B.2 Multi-agent topologies

K6 orchestration can be implemented by a single planner routing to tools, or by a network of specialized agents coordinating via message passing. The capability requirements (task decomposition, tool governance, failure recovery, human approval gates) are unchanged regardless of topology. Multi-agent architectures add coordination overhead and introduce agent-to-agent trust as a new governance concern (which agent can invoke which, with what approval level); these map to the existing K6 + G4/G5 cells in the §9.1 prerequisites table. Multi-agent is therefore a topology choice within K6, not a new K-class.

B.3 Temporal reasoning

K3 contradictions are frequently temporal: clauses that were superseded, policies that changed effective date, contracts amended after signing, regulatory rules with different in-force windows. Temporal reasoning (point-in-time validity, version reconciliation, "what was true on date X") is not a separate K-class but a cross-cutting modifier. It shows up most often inside K3 synthesis and §8.1 abstention behavior, and inside §9 G3 freshness checks. A K3 system that flattens "policy A says X" and "policy A v2 says ¬X" into a single contradiction without surfacing which version is currently in force has done a partial job. The §8.1 normative table includes a "Any class with temporal modifier" row precisely so that temporal failure modes are evaluable without inventing a K-class for them.

B.4 Reflection / self-correction

Reflection (the pattern where a system inspects its own intermediate output and decides whether to re-retrieve, re-plan, or revise) is the K6-internal application of Evaluate (§8) over the output of K0–K5. Self-RAG [26] and Corrective RAG [27] (cited in §8.1) are early productized forms; the operation is K6, the discipline is §8. Treating reflection as its own K-class would double-count the underlying Evaluate that already governs it.

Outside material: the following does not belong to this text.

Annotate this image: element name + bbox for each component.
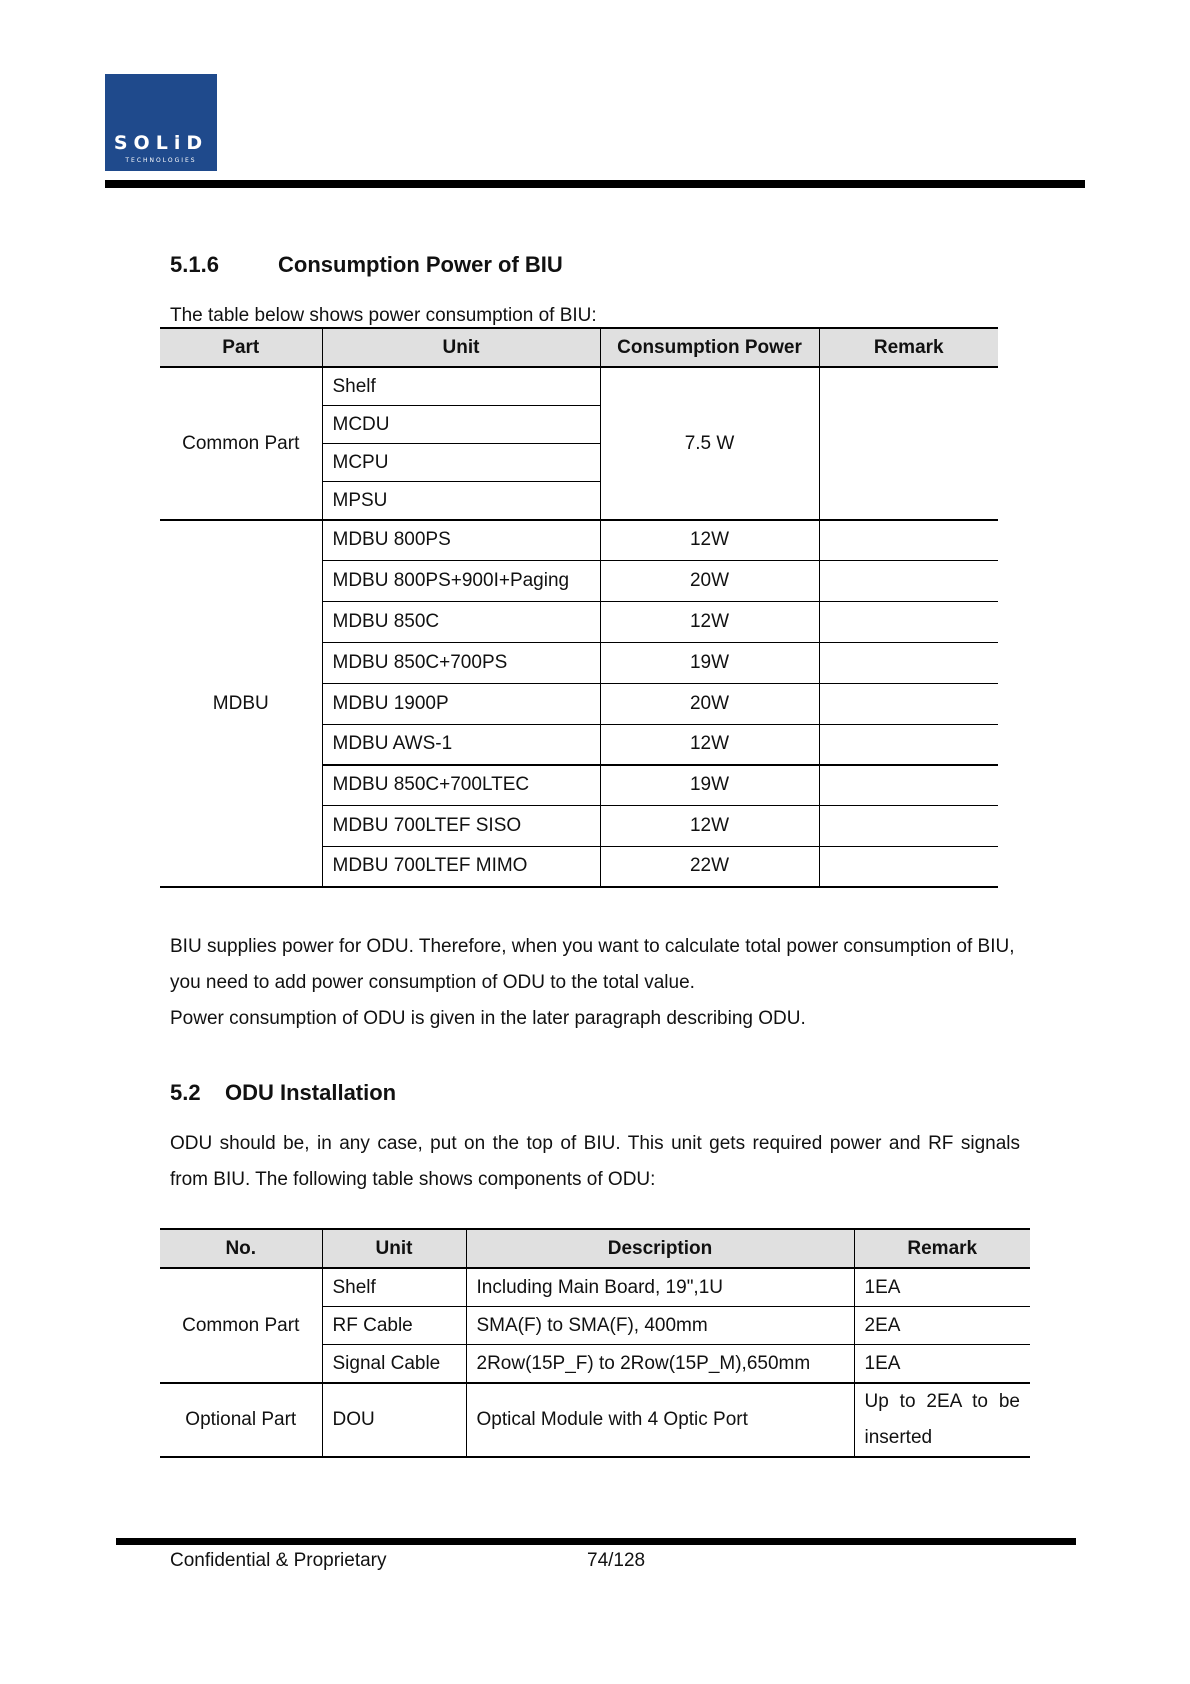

B.5 Verification vs evaluation

Claim-level verification (checking a specific factual claim against an authoritative source) is a sub-operation of Evaluate (§8) and Govern (§9 G3 provenance), not a separate K-class. The §8 Evaluation row covers the system-level form (calibrated uncertainty / evidence-sufficiency); K4 result-verification covers the computational form. A system that conflates "the LLM thinks this is right" with "this claim has been grounded against a record" has lost the distinction; the §8 row's "ground individual factual claims against authoritative records when claims are factual" clause is the relevant test.